My father was Jewish. A few years back, he "found Jesus" and became a Pentacostal Christian. He says he has a personal relationship with God and talks to him. It has really made him a better person- all the anger issues he had have disappeared, and though I know his beliefs aren't for me, I'm happy for him.
My girlfriend was raised Christian, but felt it wasn't right for her. She had a strong experience with spiritual possession, and now is following a Druidic kind of path. She has become more confident and assertive as a result.

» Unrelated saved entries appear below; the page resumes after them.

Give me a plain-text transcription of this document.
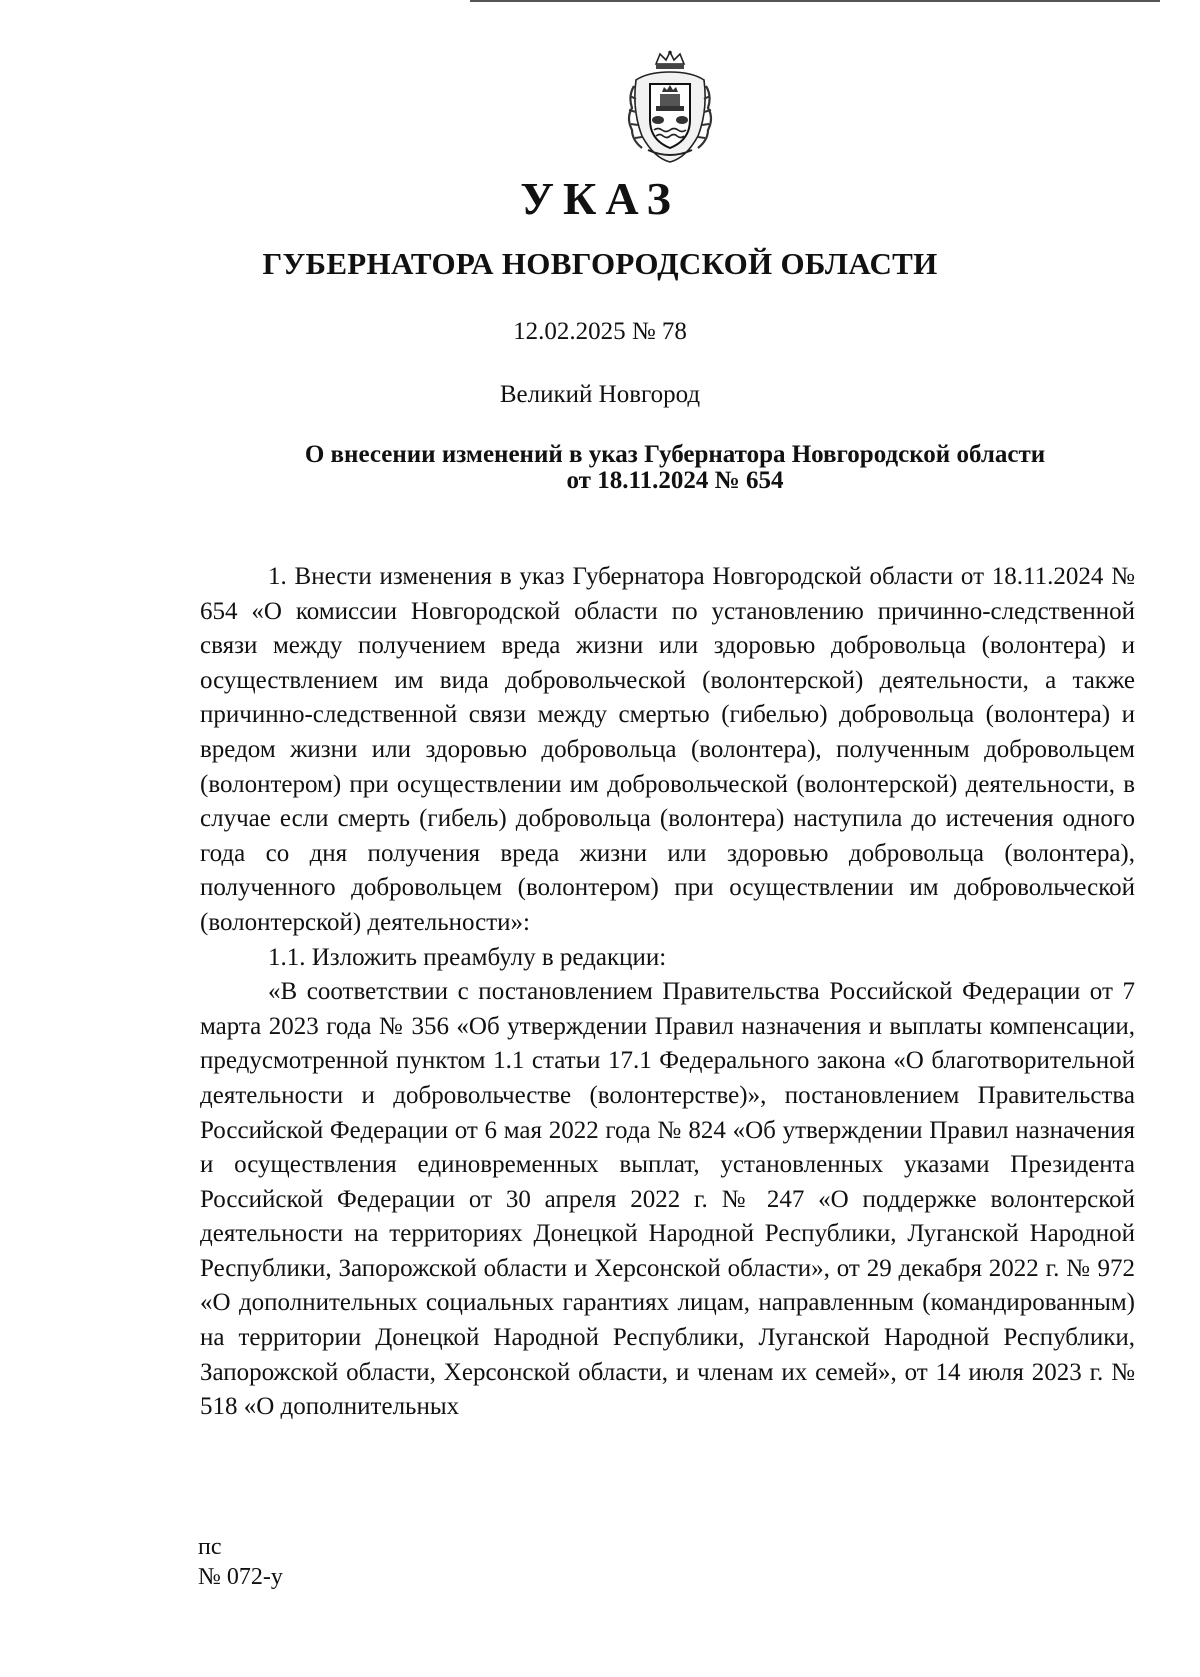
УКАЗ
ГУБЕРНАТОРА НОВГОРОДСКОЙ ОБЛАСТИ
12.02.2025 № 78
Великий Новгород
О внесении изменений в указ Губернатора Новгородской области
от 18.11.2024 № 654

1. Внести изменения в указ Губернатора Новгородской области от 18.11.2024 № 654 «О комиссии Новгородской области по установлению причинно-следственной связи между получением вреда жизни или здоровью добровольца (волонтера) и осуществлением им вида добровольческой (волонтерской) деятельности, а также причинно-следственной связи между смертью (гибелью) добровольца (волонтера) и вредом жизни или здоровью добровольца (волонтера), полученным добровольцем (волонтером) при осуществлении им добровольческой (волонтерской) деятельности, в случае если смерть (гибель) добровольца (волонтера) наступила до истечения одного года со дня получения вреда жизни или здоровью добровольца (волонтера), полученного добровольцем (волонтером) при осуществлении им добровольческой (волонтерской) деятельности»:

1.1. Изложить преамбулу в редакции:

«В соответствии с постановлением Правительства Российской Федерации от 7 марта 2023 года № 356 «Об утверждении Правил назначения и выплаты компенсации, предусмотренной пунктом 1.1 статьи 17.1 Федерального закона «О благотворительной деятельности и добровольчестве (волонтерстве)», постановлением Правительства Российской Федерации от 6 мая 2022 года № 824 «Об утверждении Правил назначения и осуществления единовременных выплат, установленных указами Президента Российской Федерации от 30 апреля 2022 г. № 247 «О поддержке волонтерской деятельности на территориях Донецкой Народной Республики, Луганской Народной Республики, Запорожской области и Херсонской области», от 29 декабря 2022 г. № 972 «О дополнительных социальных гарантиях лицам, направленным (командированным) на территории Донецкой Народной Республики, Луганской Народной Республики, Запорожской области, Херсонской области, и членам их семей», от 14 июля 2023 г. № 518 «О дополнительных

пс
№ 072-у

These might both be psychotic delusions, or hallucinations, or contact with the one God (Judeo-Christian), or the Goddess, or a transcendent power that shares all names, or an alien telepath. But what CAN'T be denied is this: those experiences had a profound life-changing impact on those two people. Can I say that one is wrong while the other is right?
We can discuss and debate what might have happened in the mental or spiritual realms. What can NOT be argued is that these events created a positive change in the physical world! Whatever the belief, "Believing is being." It's the changes created in the world that make a thing true. If you have a spiritual experience and you act on it, what matters more: where it came from, or how you act on it?
I think what's true are the things we make real based on what we believe. If we act positively on a belief, we have made things better, and I can't fault that belief just because it doesn't inspire me the same way.